In the main section 4.5 we showed how high-dimensional sPROFUMO decomposition of 150 modes compared to that of ICA and ICA-DR. Figure S 6 is supplement to Figure 7 and shows how distribution of subject spatial maps in different brain voxels differs between sPROFUMO spatial signal element and ICA-DR.

### F. Appendix to prediction results (section 4.6)

In the main section 4.6 we showed results of using 150 sPROFUMO modes from resting state fMRI from 4999 UK Biobank subjects to predict cognitive outcome.

Table S 1 shows the names of cognitive tests included in predictions and full details of each test are available in UKB website: https://biobank.ctsu.ox.ac.uk/crystal/label.cgi?id=100026. Figure S 7 shows prediction accuracies for every cognitive test separately (refer to the main text for additional explanations).

### G. Appendix to effect of mode dimensionality (section 4.7)

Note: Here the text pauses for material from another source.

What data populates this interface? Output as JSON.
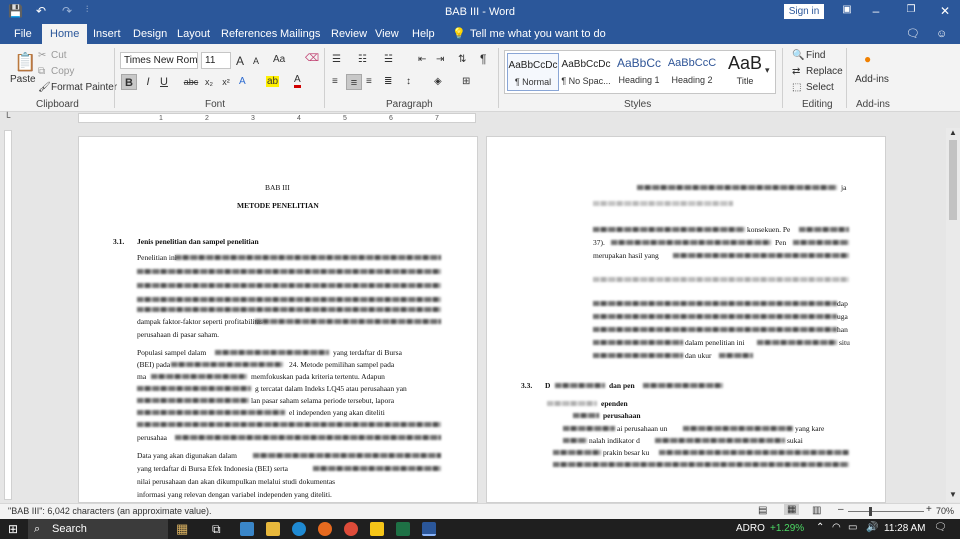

In section 4.7 we showed the effect of mode dimensionality on sPROFUMO results, comparing 150 modes with 100 and 200. Figure S 8 shows the convergence rates of the group spatial maps and partial temporal NetMats based on correlations between the group model obtained in each model iteration with the immediately preceding group model.

## Footnotes

↵

^{1}We use functional mode (FM) as an umbrella term to describe both large-scale and parcel-like functional entities of the brain function in rest and task.